The resignation of Darnell, who is a city council member, was announced Tuesday at the City Council meeting.
The nonprofit organization was at the center of a lengthy City Council debate over Darnell’s involvement in the organization.
James Henderson, President of the Board of Directors of safe communities, announced Darnell’s resignation as executive director during a heated discussion over Darnell’s conflict of interest.
The council on Oct. 2 refused to award the organization a $40,000 contract for substance abuse and gang activity suppression services. Darnell was not present at Tuesday’s meeting because of a family emergency in Durango.
Before announcing Darnell’s resignation, Henderson urged city council to reconsider their decision.
“I’m asking you to get back in the partnership,” he said.

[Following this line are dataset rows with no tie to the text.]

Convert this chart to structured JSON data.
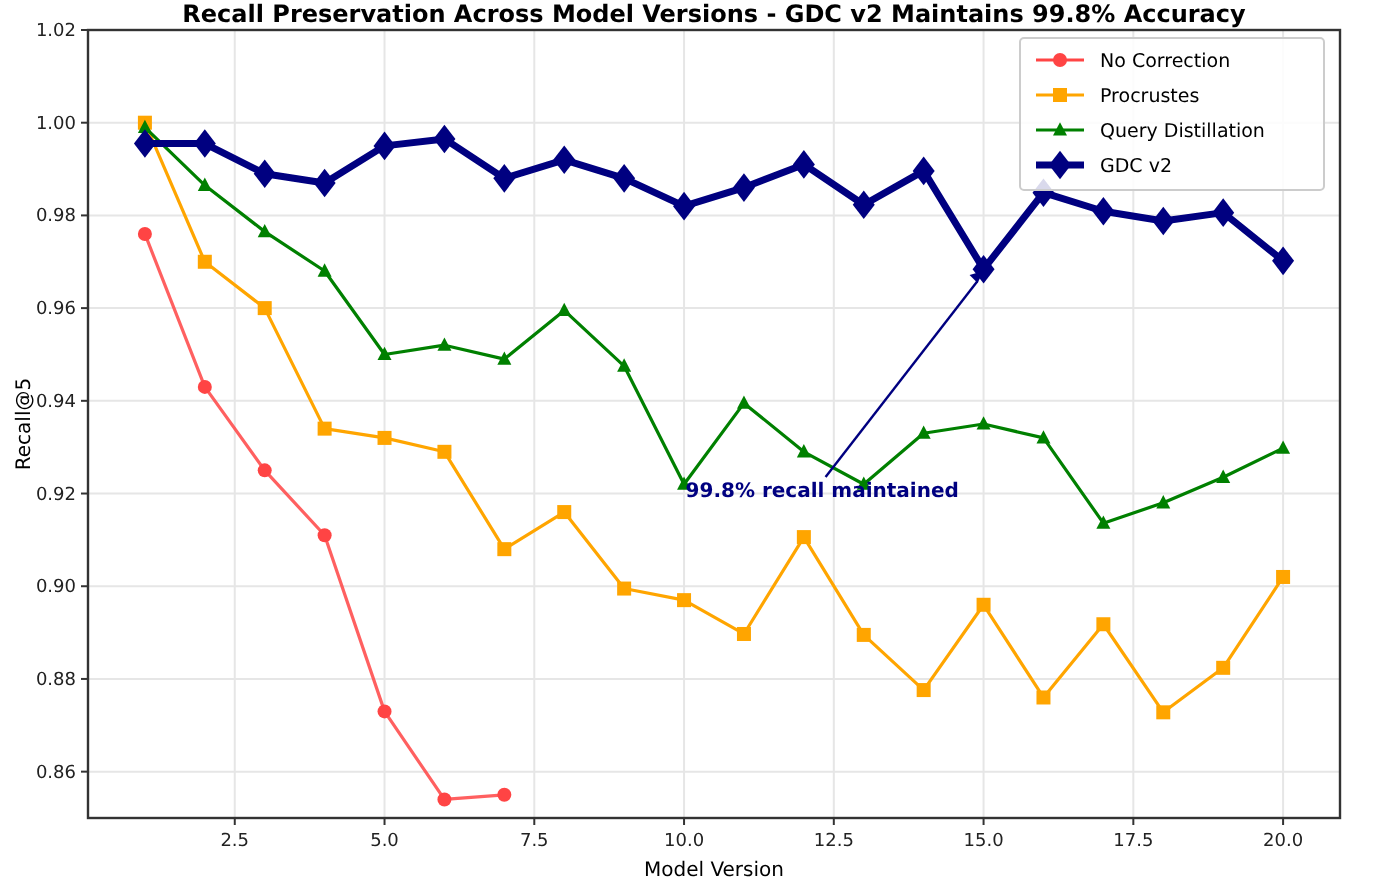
{
  "chart_data": {
    "type": "line",
    "title": "Recall Preservation Across Model Versions - GDC v2 Maintains 99.8% Accuracy",
    "xlabel": "Model Version",
    "ylabel": "Recall@5",
    "x": [
      1,
      2,
      3,
      4,
      5,
      6,
      7,
      8,
      9,
      10,
      11,
      12,
      13,
      14,
      15,
      16,
      17,
      18,
      19,
      20
    ],
    "series": [
      {
        "name": "No Correction",
        "color": "#ff4444",
        "marker": "circle",
        "values": [
          0.976,
          0.943,
          0.925,
          0.911,
          0.873,
          0.854,
          0.855,
          null,
          null,
          null,
          null,
          null,
          null,
          null,
          null,
          null,
          null,
          null,
          null,
          null
        ]
      },
      {
        "name": "Procrustes",
        "color": "#ffa500",
        "marker": "square",
        "values": [
          1.0,
          0.97,
          0.96,
          0.934,
          0.932,
          0.929,
          0.908,
          0.916,
          0.8995,
          0.897,
          0.8897,
          0.9106,
          0.8895,
          0.8776,
          0.896,
          0.876,
          0.8918,
          0.8728,
          0.8824,
          0.902
        ]
      },
      {
        "name": "Query Distillation",
        "color": "#008000",
        "marker": "triangle",
        "values": [
          0.999,
          0.9865,
          0.9765,
          0.968,
          0.95,
          0.952,
          0.949,
          0.9595,
          0.9475,
          0.922,
          0.9395,
          0.929,
          0.922,
          0.933,
          0.935,
          0.932,
          0.9136,
          0.918,
          0.9235,
          0.9298
        ]
      },
      {
        "name": "GDC v2",
        "color": "#000080",
        "marker": "diamond",
        "values": [
          0.9955,
          0.9955,
          0.989,
          0.987,
          0.995,
          0.9965,
          0.988,
          0.992,
          0.988,
          0.982,
          0.986,
          0.991,
          0.9823,
          0.9896,
          0.9684,
          0.9849,
          0.9809,
          0.9788,
          0.9806,
          0.9702
        ]
      }
    ],
    "xlim": [
      0.05,
      20.95
    ],
    "ylim": [
      0.85,
      1.02
    ],
    "xticks": [
      2.5,
      {
        "value": 5,
        "label": "5.0"
      },
      7.5,
      {
        "value": 10,
        "label": "10.0"
      },
      12.5,
      {
        "value": 15,
        "label": "15.0"
      },
      17.5,
      {
        "value": 20,
        "label": "20.0"
      }
    ],
    "yticks": [
      {
        "value": 0.86,
        "label": "0.86"
      },
      {
        "value": 0.88,
        "label": "0.88"
      },
      {
        "value": 0.9,
        "label": "0.90"
      },
      {
        "value": 0.92,
        "label": "0.92"
      },
      {
        "value": 0.94,
        "label": "0.94"
      },
      {
        "value": 0.96,
        "label": "0.96"
      },
      {
        "value": 0.98,
        "label": "0.98"
      },
      {
        "value": 1,
        "label": "1.00"
      },
      {
        "value": 1.02,
        "label": "1.02"
      }
    ],
    "grid": true,
    "legend": "top right",
    "line_style": "solid",
    "annotations": [
      {
        "text": "99.8% recall maintained",
        "x": 15,
        "y": 0.968
      }
    ]
  }
}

Safe communities works in San Juan County as an umbrella organization that assists law enforcement and other agencies in streamlining and coordinating efforts to combat social issues such as gang violence and drug use. The organization regularly seeks money from local governments, including the city of Farmington.
Darnell’s position as city councilor and the organization’s executive director created a clear conflict of interest. Darnell said has always complied with state law by announcing the conflict publicly and recused himself from voting on any decisions relating to safe communities.
Councilor Mary Fischer did not agree that these actions were enough to mitigate that conflict.
“The relationship between the city and safe communities should be a good one,” she said on Tuesday. “But anyone who wears three hats should have three heads. It’s too cozy.”
Ultimately, city council did not agree to revisit the proposed contract.
Darnell said on Wednesday that his decision to step down as executive director was not motivated by the conflict of interest issue. Instead, it was driven by a recognition that new organizational leadership would be of benefit, and his desire to dedicate more time to his personal life, he said.
“After five and a half years at the helm of this organization, it’s time for someone new,” he said.
Darnell originally planned to leave safe communities in July but stayed in his position to supervise a number of projects at Henderson’s request. The board has known of his decision to step down since April, Darnell said.
He said he will continue to be involved in the organization until a replacement is found.
“We’ve gotta get on and do our search,” Henderson said. “We’ll hope for better days.”